Then we walked over to the Aizu Samurai Residences.
The main house is the residential + office of the top-ranking Edo period Aizu retainer, Tanomo Saigo. His house was super super big with 38 rooms and was home to the Saigo Clan and also his retainers and servants.
But what was really memorable was that during the Battle of Aizun the women of Tanomo's family committed mass suicide.
One of the reconstructed main hall depicts a scene of the women’s suicide, with Saigō Tanomo’s wife too weak to kill herself imploring a Tosa officer wearing a red wig headdress to set an end to her life, a request he graciously complies with even though he is an enemy. [copied from some website]. Apparently the women did not want tob urden their fighting husbands, fathers, and relatives in battle.

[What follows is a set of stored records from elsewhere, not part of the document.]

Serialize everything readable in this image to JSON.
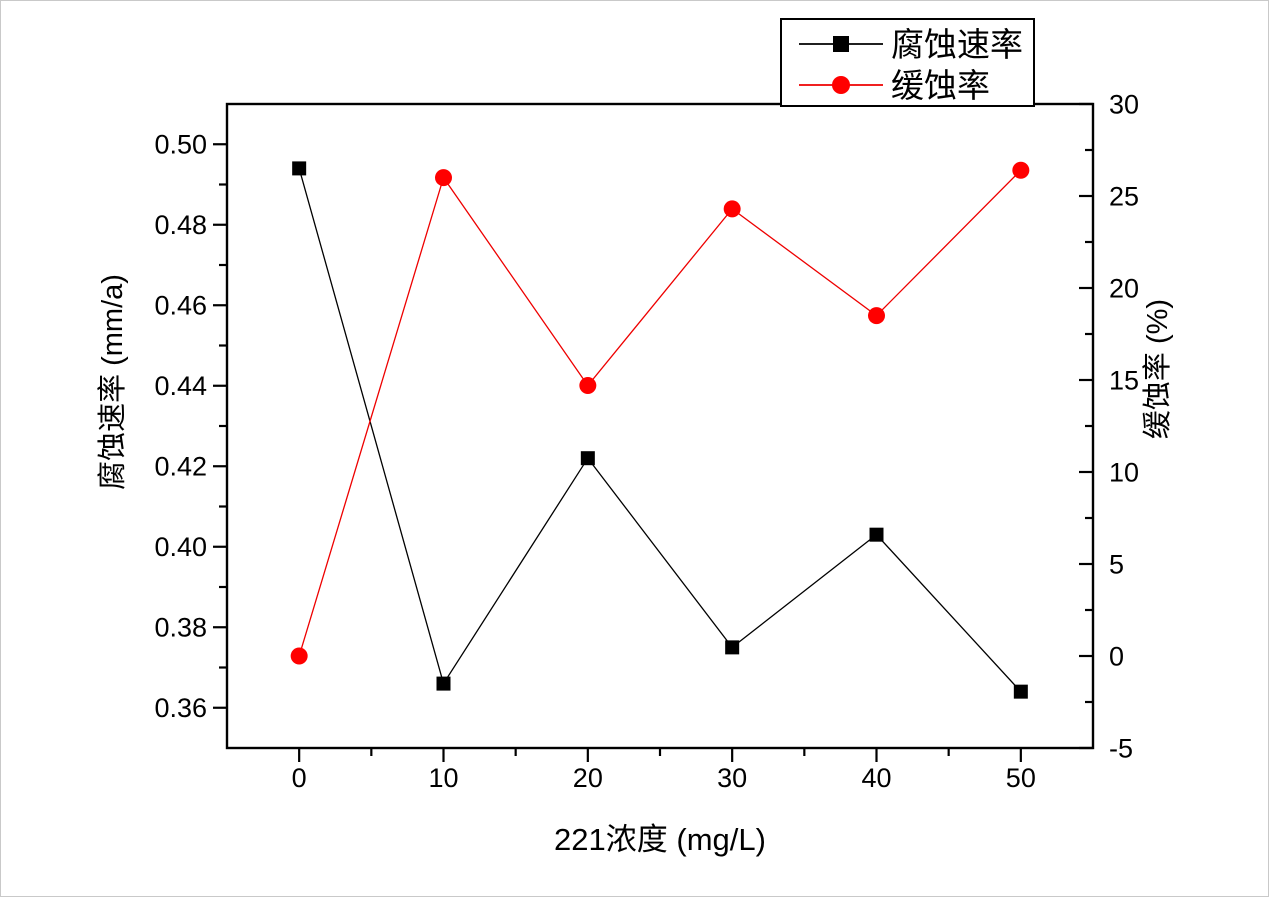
{
  "page": {
    "background": "#ffffff"
  },
  "chart_data": {
    "type": "line",
    "title": "",
    "xlabel": "221浓度 (mg/L)",
    "ylabel_left": "腐蚀速率 (mm/a)",
    "ylabel_right": "缓蚀率 (%)",
    "x": [
      0,
      10,
      20,
      30,
      40,
      50
    ],
    "series": [
      {
        "name": "腐蚀速率",
        "axis": "left",
        "color": "#000000",
        "marker": "square",
        "marker_color": "#000000",
        "values": [
          0.494,
          0.366,
          0.422,
          0.375,
          0.403,
          0.364
        ]
      },
      {
        "name": "缓蚀率",
        "axis": "right",
        "color": "#ee0000",
        "marker": "circle",
        "marker_color": "#ff0000",
        "values": [
          0.0,
          26.0,
          14.7,
          24.3,
          18.5,
          26.4
        ]
      }
    ],
    "xlim": [
      -5,
      55
    ],
    "ylim_left": [
      0.35,
      0.51
    ],
    "ylim_right": [
      -5,
      30
    ],
    "x_ticks": {
      "values": [
        0,
        10,
        20,
        30,
        40,
        50
      ],
      "labels": [
        "0",
        "10",
        "20",
        "30",
        "40",
        "50"
      ],
      "minor": [
        5,
        15,
        25,
        35,
        45
      ]
    },
    "left_ticks": {
      "values": [
        0.36,
        0.38,
        0.4,
        0.42,
        0.44,
        0.46,
        0.48,
        0.5
      ],
      "labels": [
        "0.36",
        "0.38",
        "0.40",
        "0.42",
        "0.44",
        "0.46",
        "0.48",
        "0.50"
      ],
      "minor": [
        0.37,
        0.39,
        0.41,
        0.43,
        0.45,
        0.47,
        0.49
      ]
    },
    "right_ticks": {
      "values": [
        -5,
        0,
        5,
        10,
        15,
        20,
        25,
        30
      ],
      "labels": [
        "-5",
        "0",
        "5",
        "10",
        "15",
        "20",
        "25",
        "30"
      ],
      "minor": [
        -2.5,
        2.5,
        7.5,
        12.5,
        17.5,
        22.5,
        27.5
      ]
    },
    "grid": false,
    "legend": {
      "position": "top-right",
      "entries": [
        "腐蚀速率",
        "缓蚀率"
      ]
    }
  }
}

It's something I cannot really understand... but I guess women of their generation and era think differently?
First visit was to Kondo Isami's grave.
Yes, I'm a huge Shinsengumi fan ever since I watched the 2004 NHK Taiga drama Shinsegumi many many years ago. That's also why Aizu was on one of my travel bucket list.
Anyway, apparently Kondo Isami has at least 4 grave sites and it's believed that the first of them was this grave in Aizu that was set up and supervised personally by Hijikata.😭😢. The route from the bus stop to his grave is a slow ascend, near the end the road goes into a foresty area but it's not that difficult to walk.
It's a very quiet and peaceful place that I'm glad I visited.
After lunch we bought the 1 day bus pass to travel around Aizu-Wakamatsu.
They have 2 types of buses that run the same route but on opposite directions. I'm still kind of confused over the buses, but somehow we got to where we wanted to. What's interesting is that they have many different types of buses and all look kind of different from each other.